4. anhnha Thread Starter Active Member

Apr 19, 2012
776
48
Well, is the a way to proof that in theory?

5. Tonyr1084 Active Member

Sep 24, 2015
637
112
Assume for a moment that you're feeding the square wave input to BOTH inputs of the 2 input NAND gate. Being a "NAND" it will have the exact same frequency as the input BUT at a phase shift of 180°. No need for math. Whatever the input frequency is the output frequency would be identical (with the exception of being out of phase).

In your question you state clearly that the second input is "the same frequency but delayed", out of phase with the first. The output frequency will still be exactly the same, only the duty cycle will vary. IF the second input frequency was delayed by 90° then the output would have a duty cycle of 25% high, 75% low. The frequency will remain the same, only the period in which the square wave (which is not symmetrically square) will change.

I'll draw a picture and post it shortly.

Below is a 2 in NAND gate. The square waves on the upper gate are in synchronous time. The output will be the exact opposite of the two synchronized inputs (as can be seen by the wave form on the output.

In the lower gate you see the two square waves have been shifted a little. Since you didn't specify how much delay I can't draw you an exact picture. Nevertheless, notice that the output is high most of the time. The ONLY time it goes low is when both inputs are high at the same time. No matter which way you shift the input waveforms you will get either an equal time high or a nearly always high. Remember, it takes two high inputs to get a low output. IF you use an AND gate then the signal will be low more of the time.

Last edited: Mar 9, 2016
anhnha likes this.
6. anhnha Thread Starter Active Member

Apr 19, 2012
776
48
Thank you. I've drawn some cases but I don't believe in myself!

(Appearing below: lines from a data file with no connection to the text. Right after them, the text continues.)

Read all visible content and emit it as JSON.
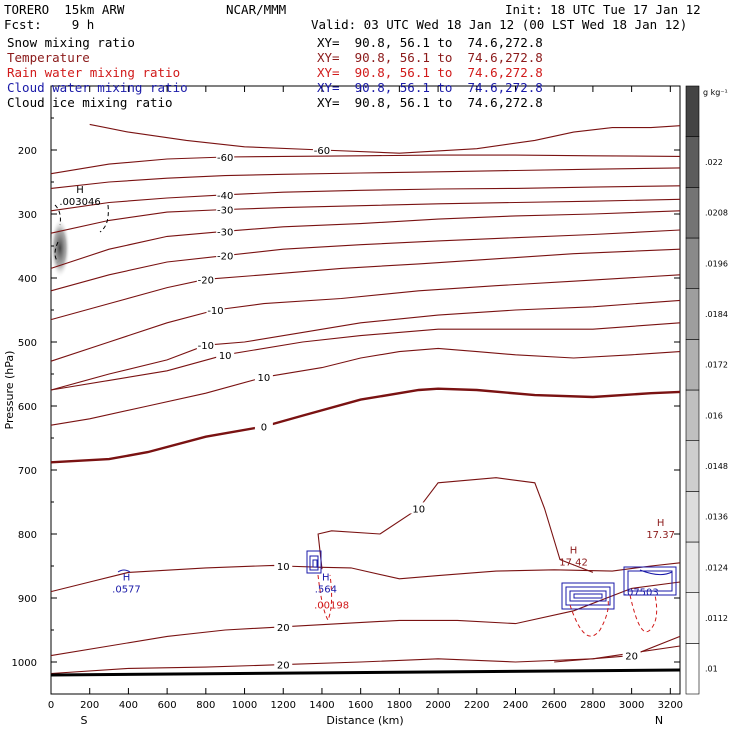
{
  "header": {
    "model": "TORERO  15km ARW",
    "center": "NCAR/MMM",
    "init": "Init: 18 UTC Tue 17 Jan 12",
    "fcst": "Fcst:    9 h",
    "valid": "Valid: 03 UTC Wed 18 Jan 12 (00 LST Wed 18 Jan 12)"
  },
  "fields": [
    {
      "label": "Snow mixing ratio",
      "xy": "XY=  90.8, 56.1 to  74.6,272.8",
      "color": "#000000"
    },
    {
      "label": "Temperature",
      "xy": "XY=  90.8, 56.1 to  74.6,272.8",
      "color": "#8b1a1a"
    },
    {
      "label": "Rain water mixing ratio",
      "xy": "XY=  90.8, 56.1 to  74.6,272.8",
      "color": "#d11a1a"
    },
    {
      "label": "Cloud water mixing ratio",
      "xy": "XY=  90.8, 56.1 to  74.6,272.8",
      "color": "#1a1aa8"
    },
    {
      "label": "Cloud ice mixing ratio",
      "xy": "XY=  90.8, 56.1 to  74.6,272.8",
      "color": "#000000"
    }
  ],
  "chart_data": {
    "type": "contour_cross_section",
    "xlabel": "Distance (km)",
    "ylabel": "Pressure (hPa)",
    "xlim": [
      0,
      3250
    ],
    "ylim": [
      1050,
      100
    ],
    "x_ticks": [
      0,
      200,
      400,
      600,
      800,
      1000,
      1200,
      1400,
      1600,
      1800,
      2000,
      2200,
      2400,
      2600,
      2800,
      3000,
      3200
    ],
    "y_ticks": [
      200,
      300,
      400,
      500,
      600,
      700,
      800,
      900,
      1000
    ],
    "x_end_labels": {
      "left": "S",
      "right": "N"
    },
    "colorbar": {
      "unit": "g kg⁻¹",
      "ticks": [
        ".01",
        ".0112",
        ".0124",
        ".0136",
        ".0148",
        ".016",
        ".0172",
        ".0184",
        ".0196",
        ".0208",
        ".022"
      ],
      "colors": [
        "#ffffff",
        "#f4f4f4",
        "#e8e8e8",
        "#dcdcdc",
        "#cecece",
        "#c0c0c0",
        "#b0b0b0",
        "#9e9e9e",
        "#8a8a8a",
        "#747474",
        "#5c5c5c",
        "#444444"
      ]
    },
    "temperature_contours": [
      {
        "level": 20,
        "label": "20",
        "points": [
          [
            0,
            990
          ],
          [
            300,
            975
          ],
          [
            600,
            960
          ],
          [
            900,
            950
          ],
          [
            1200,
            945
          ],
          [
            1500,
            940
          ],
          [
            1800,
            935
          ],
          [
            2100,
            935
          ],
          [
            2400,
            940
          ],
          [
            2700,
            920
          ],
          [
            3000,
            885
          ],
          [
            3250,
            875
          ]
        ]
      },
      {
        "level": 20,
        "label": "20",
        "points": [
          [
            0,
            1018
          ],
          [
            400,
            1010
          ],
          [
            800,
            1008
          ],
          [
            1200,
            1004
          ],
          [
            1600,
            1000
          ],
          [
            2000,
            995
          ],
          [
            2400,
            1000
          ],
          [
            2800,
            995
          ],
          [
            3250,
            975
          ]
        ]
      },
      {
        "level": 20,
        "label": "20",
        "points": [
          [
            2600,
            1000
          ],
          [
            3000,
            990
          ],
          [
            3250,
            960
          ]
        ]
      },
      {
        "level": 10,
        "label": "10",
        "points": [
          [
            0,
            890
          ],
          [
            200,
            875
          ],
          [
            400,
            860
          ],
          [
            800,
            853
          ],
          [
            1150,
            849
          ],
          [
            1200,
            850
          ],
          [
            1400,
            852
          ],
          [
            1550,
            853
          ],
          [
            1800,
            870
          ],
          [
            2000,
            865
          ],
          [
            2300,
            858
          ],
          [
            2600,
            856
          ],
          [
            2900,
            858
          ],
          [
            3100,
            850
          ],
          [
            3250,
            845
          ]
        ]
      },
      {
        "level": 10,
        "label": "10",
        "points": [
          [
            1400,
            855
          ],
          [
            1380,
            800
          ],
          [
            1450,
            795
          ],
          [
            1700,
            800
          ],
          [
            1900,
            760
          ],
          [
            2000,
            720
          ],
          [
            2300,
            712
          ],
          [
            2500,
            720
          ],
          [
            2550,
            760
          ],
          [
            2600,
            810
          ],
          [
            2630,
            840
          ],
          [
            2800,
            860
          ]
        ]
      },
      {
        "level": 10,
        "label": "10",
        "points": [
          [
            0,
            630
          ],
          [
            200,
            620
          ],
          [
            500,
            600
          ],
          [
            800,
            580
          ],
          [
            1100,
            555
          ],
          [
            1400,
            540
          ],
          [
            1600,
            525
          ],
          [
            1800,
            515
          ],
          [
            2000,
            510
          ],
          [
            2200,
            515
          ],
          [
            2400,
            520
          ],
          [
            2700,
            525
          ],
          [
            3000,
            520
          ],
          [
            3250,
            515
          ]
        ]
      },
      {
        "level": 10,
        "label": "10",
        "points": [
          [
            0,
            575
          ],
          [
            300,
            560
          ],
          [
            600,
            545
          ],
          [
            900,
            520
          ],
          [
            1300,
            500
          ],
          [
            1600,
            490
          ],
          [
            2000,
            480
          ],
          [
            2400,
            480
          ],
          [
            2800,
            480
          ],
          [
            3250,
            470
          ]
        ]
      },
      {
        "level": 0,
        "label": "0",
        "points": [
          [
            0,
            688
          ],
          [
            300,
            683
          ],
          [
            500,
            672
          ],
          [
            800,
            648
          ],
          [
            1100,
            632
          ],
          [
            1300,
            615
          ],
          [
            1600,
            590
          ],
          [
            1900,
            575
          ],
          [
            2000,
            573
          ],
          [
            2200,
            575
          ],
          [
            2500,
            583
          ],
          [
            2800,
            586
          ],
          [
            3100,
            580
          ],
          [
            3250,
            578
          ]
        ],
        "bold": true
      },
      {
        "level": -10,
        "label": "-10",
        "points": [
          [
            0,
            575
          ],
          [
            300,
            550
          ],
          [
            600,
            528
          ],
          [
            800,
            505
          ],
          [
            1000,
            500
          ],
          [
            1300,
            485
          ],
          [
            1600,
            470
          ],
          [
            2000,
            458
          ],
          [
            2400,
            450
          ],
          [
            2800,
            445
          ],
          [
            3250,
            435
          ]
        ]
      },
      {
        "level": -10,
        "label": "-10",
        "points": [
          [
            0,
            530
          ],
          [
            300,
            500
          ],
          [
            600,
            470
          ],
          [
            850,
            450
          ],
          [
            1100,
            440
          ],
          [
            1500,
            432
          ],
          [
            1900,
            420
          ],
          [
            2300,
            412
          ],
          [
            2700,
            405
          ],
          [
            3250,
            395
          ]
        ]
      },
      {
        "level": -20,
        "label": "-20",
        "points": [
          [
            0,
            465
          ],
          [
            300,
            440
          ],
          [
            600,
            415
          ],
          [
            800,
            402
          ],
          [
            1100,
            395
          ],
          [
            1500,
            385
          ],
          [
            1900,
            378
          ],
          [
            2300,
            370
          ],
          [
            2700,
            362
          ],
          [
            3250,
            355
          ]
        ]
      },
      {
        "level": -20,
        "label": "-20",
        "points": [
          [
            0,
            420
          ],
          [
            300,
            395
          ],
          [
            600,
            375
          ],
          [
            900,
            365
          ],
          [
            1200,
            355
          ],
          [
            1600,
            348
          ],
          [
            2000,
            342
          ],
          [
            2400,
            337
          ],
          [
            2800,
            332
          ],
          [
            3250,
            325
          ]
        ]
      },
      {
        "level": -30,
        "label": "-30",
        "points": [
          [
            0,
            385
          ],
          [
            300,
            355
          ],
          [
            600,
            335
          ],
          [
            900,
            327
          ],
          [
            1200,
            320
          ],
          [
            1600,
            315
          ],
          [
            2000,
            308
          ],
          [
            2400,
            303
          ],
          [
            2800,
            300
          ],
          [
            3250,
            295
          ]
        ]
      },
      {
        "level": -30,
        "label": "-30",
        "points": [
          [
            0,
            330
          ],
          [
            300,
            310
          ],
          [
            600,
            297
          ],
          [
            900,
            293
          ],
          [
            1200,
            290
          ],
          [
            1600,
            287
          ],
          [
            2000,
            284
          ],
          [
            2400,
            282
          ],
          [
            2800,
            280
          ],
          [
            3250,
            277
          ]
        ]
      },
      {
        "level": -40,
        "label": "-40",
        "points": [
          [
            0,
            295
          ],
          [
            300,
            282
          ],
          [
            600,
            275
          ],
          [
            900,
            270
          ],
          [
            1200,
            266
          ],
          [
            1600,
            263
          ],
          [
            2000,
            261
          ],
          [
            2400,
            260
          ],
          [
            2800,
            258
          ],
          [
            3250,
            256
          ]
        ]
      },
      {
        "level": -50,
        "label": "",
        "points": [
          [
            0,
            260
          ],
          [
            300,
            250
          ],
          [
            600,
            244
          ],
          [
            900,
            240
          ],
          [
            1200,
            238
          ],
          [
            1600,
            236
          ],
          [
            2000,
            234
          ],
          [
            2400,
            232
          ],
          [
            2800,
            230
          ],
          [
            3250,
            228
          ]
        ]
      },
      {
        "level": -60,
        "label": "-60",
        "points": [
          [
            0,
            237
          ],
          [
            300,
            222
          ],
          [
            600,
            214
          ],
          [
            900,
            211
          ],
          [
            1200,
            210
          ],
          [
            1600,
            209
          ],
          [
            2000,
            208
          ],
          [
            2400,
            208
          ],
          [
            2800,
            209
          ],
          [
            3250,
            210
          ]
        ]
      },
      {
        "level": -60,
        "label": "-60",
        "points": [
          [
            200,
            160
          ],
          [
            400,
            172
          ],
          [
            700,
            185
          ],
          [
            1000,
            195
          ],
          [
            1400,
            200
          ],
          [
            1800,
            205
          ],
          [
            2200,
            198
          ],
          [
            2500,
            185
          ],
          [
            2700,
            172
          ],
          [
            2900,
            165
          ],
          [
            3100,
            165
          ],
          [
            3250,
            162
          ]
        ]
      }
    ],
    "maxima_labels": [
      {
        "text": "H",
        "value": ".003046",
        "x": 150,
        "y": 280,
        "color": "#000000"
      },
      {
        "text": "H",
        "value": ".0577",
        "x": 390,
        "y": 885,
        "color": "#1a1aa8"
      },
      {
        "text": "H",
        "value": ".564",
        "x": 1420,
        "y": 885,
        "color": "#1a1aa8"
      },
      {
        "text": "",
        "value": ".00198",
        "x": 1450,
        "y": 910,
        "color": "#d11a1a"
      },
      {
        "text": "H",
        "value": "17.42",
        "x": 2700,
        "y": 843,
        "color": "#8b1a1a"
      },
      {
        "text": "H",
        "value": "17.37",
        "x": 3150,
        "y": 800,
        "color": "#8b1a1a"
      },
      {
        "text": "",
        "value": ".07503",
        "x": 3050,
        "y": 890,
        "color": "#1a1aa8"
      }
    ]
  }
}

7. Tonyr1084 Active Member

Sep 24, 2015
637
112
Here's another way of comparing the signals: (with truth table)

Last edited: Mar 9, 2016
anhnha likes this.
8. anhnha Thread Starter Active Member

Apr 19, 2012
776
48
Thank you for the help and nice pictures.

9. Tonyr1084 Active Member

Sep 24, 2015
637
112

The first drawing posted is slightly flawed. I did the second drawing to clarify. Then I edited it for greater clarity. Then I edited it again. And again. OK, I'm done now. I hope finally all things are clear. I tend to make more mess than I clean up sometimes.

If you have any further questions feel free to post them here. Someone will answer you, and probably clearer on the first go around.

anhnha likes this.
10. anhnha Thread Starter Active Member

Apr 19, 2012
776
48
Yes. The second drawing has time scale so it is easier to see the result. Thank you again!

11. AnalogKid Distinguished Member

Aug 1, 2013
4,709
1,301
Yes.

A .AND. B = C (don't know how to put in the symbol for a logical AND)

Thanks to Leibniz, Boole, and De Morgan, there are algebraic expressions for the basic logic gates that define their operation.

The truth table in post #6 is the answer. By the definition of what a NAND gate is, all four states will occur once each during each cycle. The exception noted in post #3 is possible in theory only at quantum-level timing. In practice with real-world parts it is slightly more possible to have an effective "tie" at the inputs and produce no output change, but the statement of the problem in post #1 eliminates this input condition.

ak

Last edited: Mar 9, 2016
12. hp1729 Well-Known Member

Nov 23, 2015
2,105
235
What math is needed? How can it be otherwise?